Koinonia is a dimension which clothes the very constitution of the Church and every expression of it: from the profession of faith to the testimony of praxis, from the transmission of doc trine to the articulation of structures. Rightly, then, the teaching of the Second Vatican Council insists on it, making it the inspiring idea and the central axis of its documents. It is a question of a theologal and Trinitarian communion of every member of the faithful with the Father, the Son and the Holy Spirit, which is reflected effusively in the communion of believers among themselves, gathering them into one people… with an essential dimension which is visible and social. The church appears in this way as the universal communion of charity, founded in the faith, in the sacraments and in the hierarchical order in which pastors and faithful are personally and communally nourished at the sources of grace, obedient to the Spirit of the Lord, who is the Spirit of truth and love. (Address to the Roman Curia, 20/12/1990, AAS 83, 1991, 742)

What Motivates our Choice of Theme?

The Eucharistic Congress is intended to make manifest “the central place of the Eucharist in the life of the Church and in her mission pro mundi vita” (Statutes, Art. 16)

The ecclesiology of communion makes important links between the Church and the Eucharist.

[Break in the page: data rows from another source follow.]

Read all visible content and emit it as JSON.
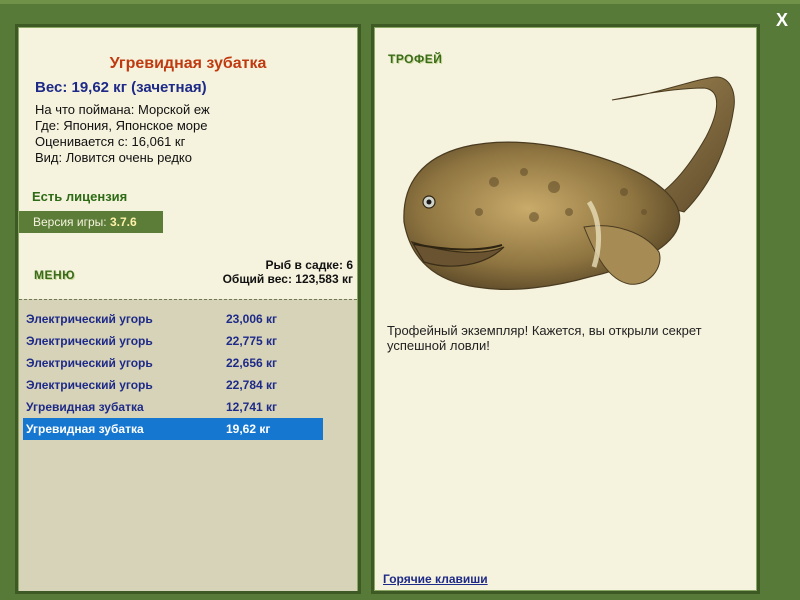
{
  "window": {
    "close_label": "X"
  },
  "fish": {
    "title": "Угревидная зубатка",
    "weight": "Вес: 19,62 кг (зачетная)",
    "caught_on": "На что поймана: Морской еж",
    "where": "Где: Япония, Японское море",
    "rated_from": "Оценивается с: 16,061 кг",
    "rarity": "Вид: Ловится очень редко"
  },
  "license": "Есть лицензия",
  "version": {
    "label": "Версия игры:",
    "value": "3.7.6"
  },
  "menu_label": "МЕНЮ",
  "keepnet": {
    "count": "Рыб в садке: 6",
    "total": "Общий вес: 123,583 кг"
  },
  "catches": [
    {
      "name": "Электрический угорь",
      "weight": "23,006 кг"
    },
    {
      "name": "Электрический угорь",
      "weight": "22,775 кг"
    },
    {
      "name": "Электрический угорь",
      "weight": "22,656 кг"
    },
    {
      "name": "Электрический угорь",
      "weight": "22,784 кг"
    },
    {
      "name": "Угревидная зубатка",
      "weight": "12,741 кг"
    },
    {
      "name": "Угревидная зубатка",
      "weight": "19,62 кг"
    }
  ],
  "trophy": {
    "label": "ТРОФЕЙ",
    "text": "Трофейный экземпляр! Кажется, вы открыли секрет успешной ловли!"
  },
  "hotkeys": "Горячие клавиши",
  "colors": {
    "frame": "#587a38",
    "panel": "#f5f2dd",
    "title": "#c03a10",
    "accent_blue": "#1e2a88",
    "selected": "#1677d0"
  }
}
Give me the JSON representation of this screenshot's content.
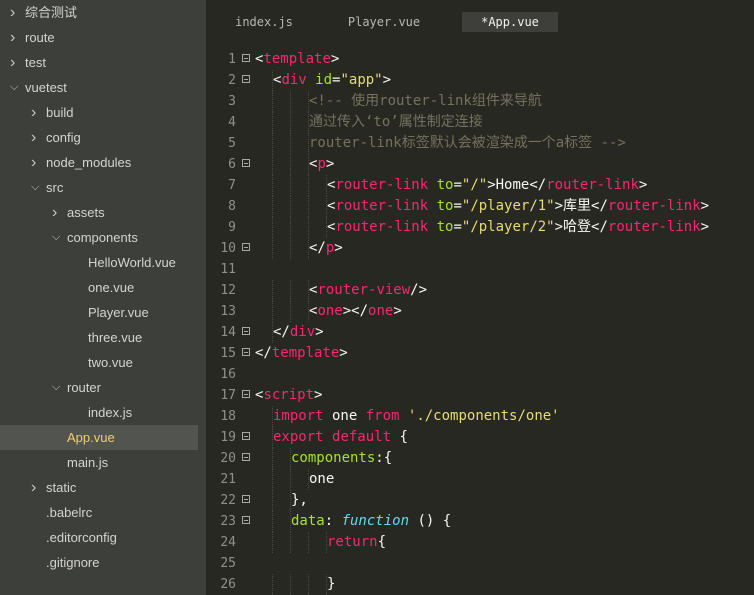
{
  "file_tree": [
    {
      "label": "综合测试",
      "arrow": ">",
      "depth": 0,
      "selected": false
    },
    {
      "label": "route",
      "arrow": ">",
      "depth": 0,
      "selected": false
    },
    {
      "label": "test",
      "arrow": ">",
      "depth": 0,
      "selected": false
    },
    {
      "label": "vuetest",
      "arrow": "v",
      "depth": 0,
      "selected": false
    },
    {
      "label": "build",
      "arrow": ">",
      "depth": 1,
      "selected": false
    },
    {
      "label": "config",
      "arrow": ">",
      "depth": 1,
      "selected": false
    },
    {
      "label": "node_modules",
      "arrow": ">",
      "depth": 1,
      "selected": false
    },
    {
      "label": "src",
      "arrow": "v",
      "depth": 1,
      "selected": false
    },
    {
      "label": "assets",
      "arrow": ">",
      "depth": 2,
      "selected": false
    },
    {
      "label": "components",
      "arrow": "v",
      "depth": 2,
      "selected": false
    },
    {
      "label": "HelloWorld.vue",
      "arrow": "",
      "depth": 3,
      "selected": false
    },
    {
      "label": "one.vue",
      "arrow": "",
      "depth": 3,
      "selected": false
    },
    {
      "label": "Player.vue",
      "arrow": "",
      "depth": 3,
      "selected": false
    },
    {
      "label": "three.vue",
      "arrow": "",
      "depth": 3,
      "selected": false
    },
    {
      "label": "two.vue",
      "arrow": "",
      "depth": 3,
      "selected": false
    },
    {
      "label": "router",
      "arrow": "v",
      "depth": 2,
      "selected": false
    },
    {
      "label": "index.js",
      "arrow": "",
      "depth": 3,
      "selected": false
    },
    {
      "label": "App.vue",
      "arrow": "",
      "depth": 2,
      "selected": true
    },
    {
      "label": "main.js",
      "arrow": "",
      "depth": 2,
      "selected": false
    },
    {
      "label": "static",
      "arrow": ">",
      "depth": 1,
      "selected": false
    },
    {
      "label": ".babelrc",
      "arrow": "",
      "depth": 1,
      "selected": false
    },
    {
      "label": ".editorconfig",
      "arrow": "",
      "depth": 1,
      "selected": false
    },
    {
      "label": ".gitignore",
      "arrow": "",
      "depth": 1,
      "selected": false
    }
  ],
  "tabs": [
    {
      "label": "index.js",
      "active": false
    },
    {
      "label": "Player.vue",
      "active": false
    },
    {
      "label": "*App.vue",
      "active": true
    }
  ],
  "code_lines": [
    {
      "num": "1",
      "fold": true,
      "indent": 0,
      "tokens": [
        [
          "t-punc",
          "<"
        ],
        [
          "t-tag",
          "template"
        ],
        [
          "t-punc",
          ">"
        ]
      ]
    },
    {
      "num": "2",
      "fold": true,
      "indent": 1,
      "tokens": [
        [
          "t-punc",
          "<"
        ],
        [
          "t-tag",
          "div"
        ],
        [
          "t-punc",
          " "
        ],
        [
          "t-attr",
          "id"
        ],
        [
          "t-punc",
          "="
        ],
        [
          "t-str",
          "\"app\""
        ],
        [
          "t-punc",
          ">"
        ]
      ]
    },
    {
      "num": "3",
      "fold": false,
      "indent": 3,
      "tokens": [
        [
          "t-com",
          "<!-- 使用router-link组件来导航"
        ]
      ]
    },
    {
      "num": "4",
      "fold": false,
      "indent": 3,
      "tokens": [
        [
          "t-com",
          "通过传入‘to’属性制定连接"
        ]
      ]
    },
    {
      "num": "5",
      "fold": false,
      "indent": 3,
      "tokens": [
        [
          "t-com",
          "router-link标签默认会被渲染成一个a标签 -->"
        ]
      ]
    },
    {
      "num": "6",
      "fold": true,
      "indent": 3,
      "tokens": [
        [
          "t-punc",
          "<"
        ],
        [
          "t-tag",
          "p"
        ],
        [
          "t-punc",
          ">"
        ]
      ]
    },
    {
      "num": "7",
      "fold": false,
      "indent": 4,
      "tokens": [
        [
          "t-punc",
          "<"
        ],
        [
          "t-tag",
          "router-link"
        ],
        [
          "t-punc",
          " "
        ],
        [
          "t-attr",
          "to"
        ],
        [
          "t-punc",
          "="
        ],
        [
          "t-str",
          "\"/\""
        ],
        [
          "t-punc",
          ">"
        ],
        [
          "t-text",
          "Home"
        ],
        [
          "t-punc",
          "</"
        ],
        [
          "t-tag",
          "router-link"
        ],
        [
          "t-punc",
          ">"
        ]
      ]
    },
    {
      "num": "8",
      "fold": false,
      "indent": 4,
      "tokens": [
        [
          "t-punc",
          "<"
        ],
        [
          "t-tag",
          "router-link"
        ],
        [
          "t-punc",
          " "
        ],
        [
          "t-attr",
          "to"
        ],
        [
          "t-punc",
          "="
        ],
        [
          "t-str",
          "\"/player/1\""
        ],
        [
          "t-punc",
          ">"
        ],
        [
          "t-text",
          "库里"
        ],
        [
          "t-punc",
          "</"
        ],
        [
          "t-tag",
          "router-link"
        ],
        [
          "t-punc",
          ">"
        ]
      ]
    },
    {
      "num": "9",
      "fold": false,
      "indent": 4,
      "tokens": [
        [
          "t-punc",
          "<"
        ],
        [
          "t-tag",
          "router-link"
        ],
        [
          "t-punc",
          " "
        ],
        [
          "t-attr",
          "to"
        ],
        [
          "t-punc",
          "="
        ],
        [
          "t-str",
          "\"/player/2\""
        ],
        [
          "t-punc",
          ">"
        ],
        [
          "t-text",
          "哈登"
        ],
        [
          "t-punc",
          "</"
        ],
        [
          "t-tag",
          "router-link"
        ],
        [
          "t-punc",
          ">"
        ]
      ]
    },
    {
      "num": "10",
      "fold": true,
      "indent": 3,
      "tokens": [
        [
          "t-punc",
          "</"
        ],
        [
          "t-tag",
          "p"
        ],
        [
          "t-punc",
          ">"
        ]
      ]
    },
    {
      "num": "11",
      "fold": false,
      "indent": 0,
      "tokens": []
    },
    {
      "num": "12",
      "fold": false,
      "indent": 3,
      "tokens": [
        [
          "t-punc",
          "<"
        ],
        [
          "t-tag",
          "router-view"
        ],
        [
          "t-punc",
          "/>"
        ]
      ]
    },
    {
      "num": "13",
      "fold": false,
      "indent": 3,
      "tokens": [
        [
          "t-punc",
          "<"
        ],
        [
          "t-tag",
          "one"
        ],
        [
          "t-punc",
          "></"
        ],
        [
          "t-tag",
          "one"
        ],
        [
          "t-punc",
          ">"
        ]
      ]
    },
    {
      "num": "14",
      "fold": true,
      "indent": 1,
      "tokens": [
        [
          "t-punc",
          "</"
        ],
        [
          "t-tag",
          "div"
        ],
        [
          "t-punc",
          ">"
        ]
      ]
    },
    {
      "num": "15",
      "fold": true,
      "indent": 0,
      "tokens": [
        [
          "t-punc",
          "</"
        ],
        [
          "t-tag",
          "template"
        ],
        [
          "t-punc",
          ">"
        ]
      ]
    },
    {
      "num": "16",
      "fold": false,
      "indent": 0,
      "tokens": []
    },
    {
      "num": "17",
      "fold": true,
      "indent": 0,
      "tokens": [
        [
          "t-punc",
          "<"
        ],
        [
          "t-tag",
          "script"
        ],
        [
          "t-punc",
          ">"
        ]
      ]
    },
    {
      "num": "18",
      "fold": false,
      "indent": 1,
      "tokens": [
        [
          "t-kw",
          "import"
        ],
        [
          "t-text",
          " one "
        ],
        [
          "t-kw",
          "from"
        ],
        [
          "t-text",
          " "
        ],
        [
          "t-str",
          "'./components/one'"
        ]
      ]
    },
    {
      "num": "19",
      "fold": true,
      "indent": 1,
      "tokens": [
        [
          "t-kw",
          "export"
        ],
        [
          "t-text",
          " "
        ],
        [
          "t-kw",
          "default"
        ],
        [
          "t-text",
          " {"
        ]
      ]
    },
    {
      "num": "20",
      "fold": true,
      "indent": 2,
      "tokens": [
        [
          "t-key",
          "components"
        ],
        [
          "t-text",
          ":{"
        ]
      ]
    },
    {
      "num": "21",
      "fold": false,
      "indent": 3,
      "tokens": [
        [
          "t-text",
          "one"
        ]
      ]
    },
    {
      "num": "22",
      "fold": true,
      "indent": 2,
      "tokens": [
        [
          "t-text",
          "},"
        ]
      ]
    },
    {
      "num": "23",
      "fold": true,
      "indent": 2,
      "tokens": [
        [
          "t-key",
          "data"
        ],
        [
          "t-text",
          ": "
        ],
        [
          "t-fn",
          "function"
        ],
        [
          "t-text",
          " () {"
        ]
      ]
    },
    {
      "num": "24",
      "fold": false,
      "indent": 4,
      "tokens": [
        [
          "t-kw",
          "return"
        ],
        [
          "t-text",
          "{"
        ]
      ]
    },
    {
      "num": "25",
      "fold": false,
      "indent": 0,
      "tokens": []
    },
    {
      "num": "26",
      "fold": false,
      "indent": 4,
      "tokens": [
        [
          "t-text",
          "}"
        ]
      ]
    }
  ]
}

The Church is a communion, drawing her life from the Eucharist (cf. Ecclesia de Eucharistia). This communion is constituted by the real presence of Jesus but also by the presence of those who, many or few, gather in His name at the “one table of the Word and of the Bread of Life.” (Dies Domini, 36), and enter into a real personal encounter with Jesus in the Eucharist which shapes their lives

In a world in which many forms of community have collapsed, the Church not only is communion, but also has, as an essential element of her mission, the task of proposing, building-up and sustaining forms of community:

The Sunday Eucharist which every week gathers Christians together as God’s family round the table of the Word and the Bread of Life, is also the most natural antidote to dispersion. It is the privileged place where communion is ceaselessly proclaimed and nurtured. Precisely through sharing in the Eucharist, the Lord’s Day also becomes the Day of the Church, when she can effectively exercise her role as the sacrament of unity. (Novo Millennio Ineunte, 36; cf. also 43-45

It is our hope that the theme: The Eucharist: Communion with Christ and with one anotherwill contribute to an enriched understanding of the Eucharist as true personal Communion with Jesus Christ and to a renewed understanding of the Church as an essentially Eucharistic community.